The main point to note here is that the UI is responsible for all the post-processing of the results, including the displayed metadata information etc.
The RAG pipeline only returns IDs of the relevant datasets and then it is upto the frontend to decide what to do with it. This was a conscious choice as the final objective was to let elasticsearch handle the results.
This includes the logic for filtering the metadata, applying the filters obtained from the query parsing LLM and also what to do with the output of the RAG pipeline.
Streamlit is used for displaying the results. A selectbox is used for the user to select what kind of data they want and then a text_input box is used for them to enter their query.
To make it easier to see what is happening, a spinning indicator with text (eg; Waiting for LLM results) was also added.

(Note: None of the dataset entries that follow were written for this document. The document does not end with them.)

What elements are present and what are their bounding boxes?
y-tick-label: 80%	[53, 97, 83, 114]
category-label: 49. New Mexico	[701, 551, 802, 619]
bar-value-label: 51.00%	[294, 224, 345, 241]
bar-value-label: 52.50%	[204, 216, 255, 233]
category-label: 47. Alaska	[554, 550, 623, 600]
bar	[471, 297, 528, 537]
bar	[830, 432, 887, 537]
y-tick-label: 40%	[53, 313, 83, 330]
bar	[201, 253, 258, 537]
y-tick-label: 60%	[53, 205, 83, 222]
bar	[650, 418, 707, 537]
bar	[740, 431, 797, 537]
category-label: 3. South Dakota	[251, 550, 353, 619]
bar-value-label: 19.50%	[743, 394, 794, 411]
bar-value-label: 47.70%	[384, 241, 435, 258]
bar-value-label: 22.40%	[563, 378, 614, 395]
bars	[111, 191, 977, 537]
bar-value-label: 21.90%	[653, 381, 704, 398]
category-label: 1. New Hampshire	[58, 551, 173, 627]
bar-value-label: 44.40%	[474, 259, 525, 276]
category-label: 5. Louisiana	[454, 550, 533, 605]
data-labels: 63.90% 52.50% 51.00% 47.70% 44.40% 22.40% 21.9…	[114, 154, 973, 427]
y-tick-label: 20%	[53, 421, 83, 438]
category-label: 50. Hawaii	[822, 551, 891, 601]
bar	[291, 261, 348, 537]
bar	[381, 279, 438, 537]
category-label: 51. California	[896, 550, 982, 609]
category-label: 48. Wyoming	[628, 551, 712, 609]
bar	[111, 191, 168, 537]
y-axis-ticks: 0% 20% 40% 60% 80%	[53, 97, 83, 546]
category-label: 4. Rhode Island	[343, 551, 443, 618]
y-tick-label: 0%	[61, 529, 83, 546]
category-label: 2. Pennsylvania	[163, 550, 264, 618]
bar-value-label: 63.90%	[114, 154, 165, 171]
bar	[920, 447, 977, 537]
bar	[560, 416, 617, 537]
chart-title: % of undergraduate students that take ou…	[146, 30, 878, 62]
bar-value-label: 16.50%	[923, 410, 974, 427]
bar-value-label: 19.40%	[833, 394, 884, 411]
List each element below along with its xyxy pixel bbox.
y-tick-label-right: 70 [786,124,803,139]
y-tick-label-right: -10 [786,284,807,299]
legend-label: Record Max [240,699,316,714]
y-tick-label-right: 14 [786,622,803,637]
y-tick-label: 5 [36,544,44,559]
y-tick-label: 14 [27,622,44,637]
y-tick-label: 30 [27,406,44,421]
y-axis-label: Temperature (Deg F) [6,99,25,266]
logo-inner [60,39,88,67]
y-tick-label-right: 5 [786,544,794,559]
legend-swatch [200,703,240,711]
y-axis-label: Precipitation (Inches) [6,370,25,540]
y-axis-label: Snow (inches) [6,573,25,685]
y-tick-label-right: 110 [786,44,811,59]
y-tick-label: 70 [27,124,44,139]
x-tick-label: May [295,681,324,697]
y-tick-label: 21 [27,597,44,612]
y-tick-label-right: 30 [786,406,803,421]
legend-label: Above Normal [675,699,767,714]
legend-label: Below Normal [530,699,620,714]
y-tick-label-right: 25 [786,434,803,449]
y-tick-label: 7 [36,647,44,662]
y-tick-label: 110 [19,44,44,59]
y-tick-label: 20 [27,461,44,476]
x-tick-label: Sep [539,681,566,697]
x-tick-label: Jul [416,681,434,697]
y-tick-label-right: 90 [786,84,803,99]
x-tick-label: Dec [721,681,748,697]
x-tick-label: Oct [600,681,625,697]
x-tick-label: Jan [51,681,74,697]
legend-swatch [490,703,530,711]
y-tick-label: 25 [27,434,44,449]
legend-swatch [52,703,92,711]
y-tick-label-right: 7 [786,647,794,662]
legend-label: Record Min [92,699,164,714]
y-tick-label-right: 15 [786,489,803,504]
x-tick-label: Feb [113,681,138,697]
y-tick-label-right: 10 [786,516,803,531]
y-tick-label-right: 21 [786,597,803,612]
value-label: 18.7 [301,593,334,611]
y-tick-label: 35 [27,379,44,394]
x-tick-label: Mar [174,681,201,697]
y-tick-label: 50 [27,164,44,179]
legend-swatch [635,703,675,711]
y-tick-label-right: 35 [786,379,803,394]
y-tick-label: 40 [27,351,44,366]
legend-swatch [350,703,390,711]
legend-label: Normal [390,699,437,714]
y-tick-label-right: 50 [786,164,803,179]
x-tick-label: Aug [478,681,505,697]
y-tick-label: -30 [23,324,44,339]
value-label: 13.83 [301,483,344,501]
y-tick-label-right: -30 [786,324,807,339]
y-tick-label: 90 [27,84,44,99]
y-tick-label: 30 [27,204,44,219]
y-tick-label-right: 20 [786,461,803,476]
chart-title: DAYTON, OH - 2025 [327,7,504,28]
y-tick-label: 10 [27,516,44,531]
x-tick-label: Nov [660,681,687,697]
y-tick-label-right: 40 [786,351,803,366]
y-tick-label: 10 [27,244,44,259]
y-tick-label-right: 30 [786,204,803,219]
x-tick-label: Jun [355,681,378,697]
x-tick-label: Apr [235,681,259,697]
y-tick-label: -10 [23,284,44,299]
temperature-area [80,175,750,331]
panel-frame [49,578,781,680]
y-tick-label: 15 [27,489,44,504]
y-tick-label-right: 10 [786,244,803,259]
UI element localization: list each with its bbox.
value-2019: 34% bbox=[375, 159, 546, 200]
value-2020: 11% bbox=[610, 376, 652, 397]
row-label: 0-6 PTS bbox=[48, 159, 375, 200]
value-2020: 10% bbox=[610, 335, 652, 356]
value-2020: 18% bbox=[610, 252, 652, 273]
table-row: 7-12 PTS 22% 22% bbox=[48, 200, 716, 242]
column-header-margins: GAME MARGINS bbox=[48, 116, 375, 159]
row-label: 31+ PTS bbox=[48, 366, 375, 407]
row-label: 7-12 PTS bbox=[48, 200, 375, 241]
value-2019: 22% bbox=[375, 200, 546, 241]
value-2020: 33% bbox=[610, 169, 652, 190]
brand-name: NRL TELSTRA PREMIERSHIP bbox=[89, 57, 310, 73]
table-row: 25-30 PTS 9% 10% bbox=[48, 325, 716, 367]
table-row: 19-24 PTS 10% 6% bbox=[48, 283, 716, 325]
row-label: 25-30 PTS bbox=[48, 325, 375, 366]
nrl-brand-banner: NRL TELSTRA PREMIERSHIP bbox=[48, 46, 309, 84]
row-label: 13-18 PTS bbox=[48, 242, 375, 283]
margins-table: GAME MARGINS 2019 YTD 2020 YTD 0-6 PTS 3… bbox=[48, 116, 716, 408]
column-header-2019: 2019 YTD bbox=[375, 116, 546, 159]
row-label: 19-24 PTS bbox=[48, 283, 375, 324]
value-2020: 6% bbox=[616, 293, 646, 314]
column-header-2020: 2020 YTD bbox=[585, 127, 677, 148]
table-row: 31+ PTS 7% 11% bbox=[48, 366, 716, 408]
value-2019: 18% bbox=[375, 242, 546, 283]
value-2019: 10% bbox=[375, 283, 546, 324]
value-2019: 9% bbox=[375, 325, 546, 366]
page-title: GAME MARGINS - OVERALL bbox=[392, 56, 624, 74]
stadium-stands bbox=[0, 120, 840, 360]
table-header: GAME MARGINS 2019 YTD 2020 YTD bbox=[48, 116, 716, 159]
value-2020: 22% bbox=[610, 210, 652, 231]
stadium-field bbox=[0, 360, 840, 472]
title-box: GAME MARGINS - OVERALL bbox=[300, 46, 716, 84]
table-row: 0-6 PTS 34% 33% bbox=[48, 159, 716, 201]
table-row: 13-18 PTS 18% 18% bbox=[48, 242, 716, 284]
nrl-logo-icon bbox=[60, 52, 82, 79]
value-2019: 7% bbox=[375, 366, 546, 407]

Once the query is entered, the RAG pipeline is sent the query as a get request.
Once the results of the RAG pipeline are obtained, the resulting list of IDs is queried from the metadata files (to be replaced with elasticsearch later) and then the relevant data is displayed.
Now it is possible for the query parsing LLM to read the query and infer the columns that the user finds relevant. (eg: "find me a dataset with multiple classes" would enable the filters where num_classes >=2).
During the processing of the RAG pipeline data ingestion pipeline, the metadata for all the datasets are saved as a csv file Path(config["data_dir"]) / "all_dataset_description.csv". This file contains information like number of classes, number of instances, authors etc.
Using this file, it is possible to "filter" out what is needed and decide which columns to show.
The ResponseParser and LLMResponseParser classes are probably what you are looking for if you want to modify the behavior of how the filters are created and used.
RAG pipeline
The RAG pipeline is used to get the relevant IDs for the query.
Feedback
For now feedback is collected in a feedback.json file. This can be changed to something more meaningful later on.